Big Data MOOCs on Coursera

Avi Ma’ayan PhD is the course director for two massive open online courses (MOOCs) on the Coursera platform. As of March 2023, we have over 267,600 unique visitors and a combined total of over 25,000 students enrolled for these two MOOCs.

Big Data Science with the BD2K-LINCS Data Coordination and Integration Center
The BD2K-LINCS Data Coordination and Integration Center (DCIC) was commissioned to organize, analyze, visualize and integrate LINCS data with other publicly available relevant resources. In this course, we introduce the various Centers that collect data for LINCS, describing the experimental data procedures and the various data types. We will then cover the design and collection of metadata and how metadata is linked to ontologies. Additionally, basic data processing and data normalization methods to clean and harmonize LINCS data will be presented. This will follow a discussion about how the data is served as RESTful APIs and JSON, and for this we will cover concepts from client-server computing. Most importantly, the course will focus on various bioinformatics methods of analysis including: unsupervised clustering, gene-set enrichment analyses, Bayesian integration, network visualization, and supervised machine learning applications to LINCS data and other relevant Big Data from molecular biomedicine.

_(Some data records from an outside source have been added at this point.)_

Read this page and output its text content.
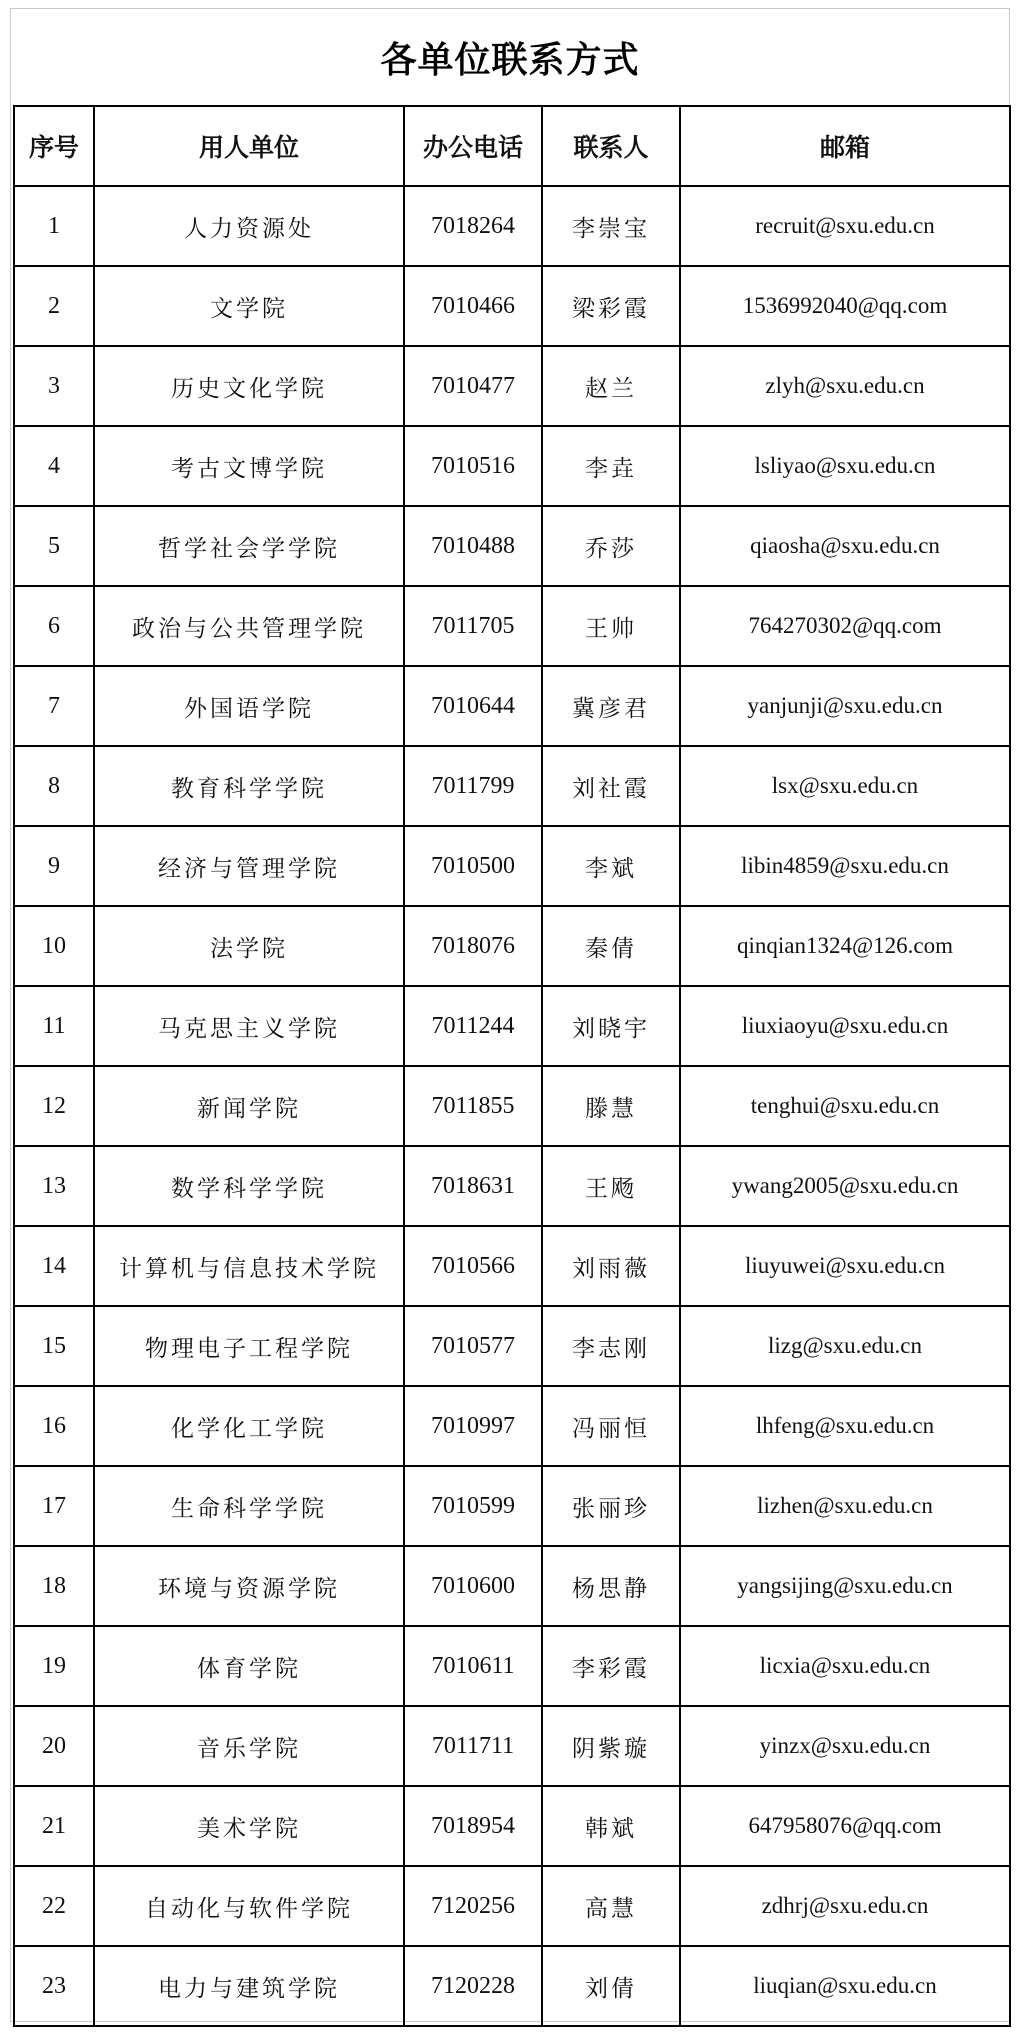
各单位联系方式
序号	用人单位	办公电话	联系人	邮箱
1	人力资源处	7018264	李崇宝	recruit@sxu.edu.cn
2	文学院	7010466	梁彩霞	1536992040@qq.com
3	历史文化学院	7010477	赵兰	zlyh@sxu.edu.cn
4	考古文博学院	7010516	李垚	lsliyao@sxu.edu.cn
5	哲学社会学学院	7010488	乔莎	qiaosha@sxu.edu.cn
6	政治与公共管理学院	7011705	王帅	764270302@qq.com
7	外国语学院	7010644	冀彦君	yanjunji@sxu.edu.cn
8	教育科学学院	7011799	刘社霞	lsx@sxu.edu.cn
9	经济与管理学院	7010500	李斌	libin4859@sxu.edu.cn
10	法学院	7018076	秦倩	qinqian1324@126.com
11	马克思主义学院	7011244	刘晓宇	liuxiaoyu@sxu.edu.cn
12	新闻学院	7011855	滕慧	tenghui@sxu.edu.cn
13	数学科学学院	7018631	王飏	ywang2005@sxu.edu.cn
14	计算机与信息技术学院	7010566	刘雨薇	liuyuwei@sxu.edu.cn
15	物理电子工程学院	7010577	李志刚	lizg@sxu.edu.cn
16	化学化工学院	7010997	冯丽恒	lhfeng@sxu.edu.cn
17	生命科学学院	7010599	张丽珍	lizhen@sxu.edu.cn
18	环境与资源学院	7010600	杨思静	yangsijing@sxu.edu.cn
19	体育学院	7010611	李彩霞	licxia@sxu.edu.cn
20	音乐学院	7011711	阴紫璇	yinzx@sxu.edu.cn
21	美术学院	7018954	韩斌	647958076@qq.com
22	自动化与软件学院	7120256	高慧	zdhrj@sxu.edu.cn
23	电力与建筑学院	7120228	刘倩	liuqian@sxu.edu.cn
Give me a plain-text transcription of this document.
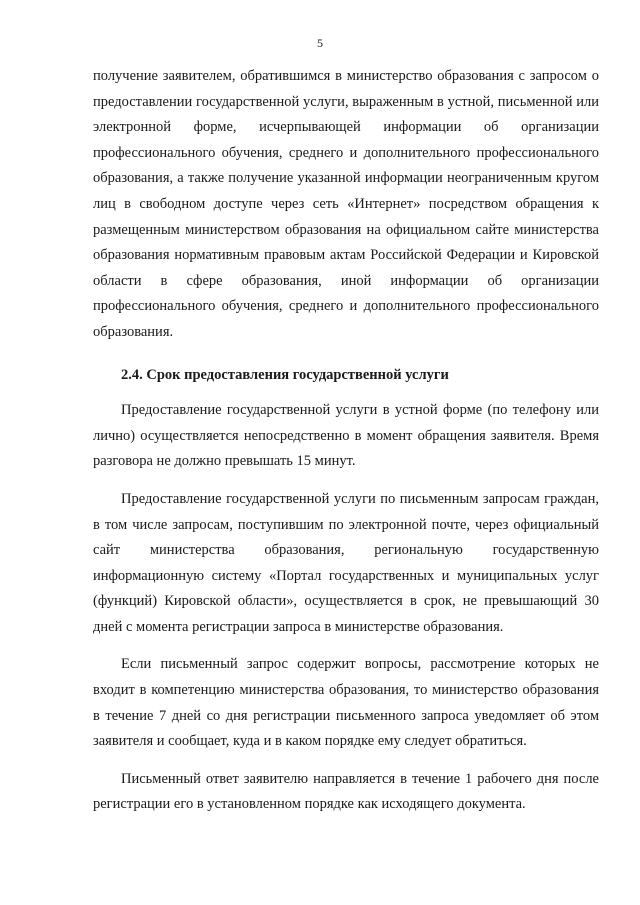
5

получение заявителем, обратившимся в министерство образования с запросом о предоставлении государственной услуги, выраженным в устной, письменной или электронной форме, исчерпывающей информации об организации профессионального обучения, среднего и дополнительного профессионального образования, а также получение указанной информации неограниченным кругом лиц в свободном доступе через сеть «Интернет» посредством обращения к размещенным министерством образования на официальном сайте министерства образования нормативным правовым актам Российской Федерации и Кировской области в сфере образования, иной информации об организации профессионального обучения, среднего и дополнительного профессионального образования.

2.4. Срок предоставления государственной услуги

Предоставление государственной услуги в устной форме (по телефону или лично) осуществляется непосредственно в момент обращения заявителя. Время разговора не должно превышать 15 минут.

Предоставление государственной услуги по письменным запросам граждан, в том числе запросам, поступившим по электронной почте, через официальный сайт министерства образования, региональную государственную информационную систему «Портал государственных и муниципальных услуг (функций) Кировской области», осуществляется в срок, не превышающий 30 дней с момента регистрации запроса в министерстве образования.

Если письменный запрос содержит вопросы, рассмотрение которых не входит в компетенцию министерства образования, то министерство образования в течение 7 дней со дня регистрации письменного запроса уведомляет об этом заявителя и сообщает, куда и в каком порядке ему следует обратиться.

Письменный ответ заявителю направляется в течение 1 рабочего дня после регистрации его в установленном порядке как исходящего документа.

Network Analysis in Systems Biology
An introduction to data integration and statistical methods used in contemporary Systems Biology, Bioinformatics and Systems Pharmacology research. The course covers methods to process raw data from genome-wide mRNA expression studies (microarrays and RNA-seq) including data normalization, differential expression, clustering, enrichment analysis and network construction. The course contains practical tutorials for using tools and setting up pipelines, but it also covers the mathematics behind the methods applied within the tools. The course is mostly appropriate for beginning graduate students and advanced undergraduates majoring in fields such as biology, math, physics, chemistry, computer science, biomedical and electrical engineering. The course should be useful for researchers who encounter large datasets in their own research. The course presents software, apps and tools developed by the Ma’ayan Laboratory, but also other freely available data analysis and visualization tools. The ultimate aim of the course is to enable participants to utilize the methods presented in this course for analyzing their own data for their own projects. For those participants who do not work in the field, the course introduces the current research challenges faced in the field of computational systems biology.

Big Data Courses at the Icahn School of Medicine at Mount Sinai

Avi Ma’ayan PhD is the course director for two graduate courses at the Icahn School of Medicine at Mount Sinai. The courses are delivered once in the Fall and once in the Spring. The Fall course is focused on data mining and the Spring course on computer programming.

BSR 6806: Programming for Big Data Biomedicine
The course covers computational methodologies applied to analyze data in the broad fields of bioinformatics and big data science. Topics covered include RNA-seq and proteomics data analysis, Machine Learning, Deep Learning, Text Mining, Python and Jupyter Notebooks, Appyters, cloud computing, data visualization, network analysis, version control, and Knowledge Graphs. Students are required to complete small programming assignments throughout the course. The course uses Jupyter Notebooks and Appyters to run most tutorials. [YouTube playlist of course lectures: Spring 2024, Spring 2023]

Data Mining and Network Analysis
This course covers methods that include machine learning applications in systems biology including unsupervised clustering and supervised learning; analysis of the topology of biological regulatory networks; and a survey of how these approaches are applied to study biological molecular networks; papers that combine computational predictions with experimental validation are highlighted; and use of software tools to analyze proteomics and genomics collected by the LINCS experimental expression data.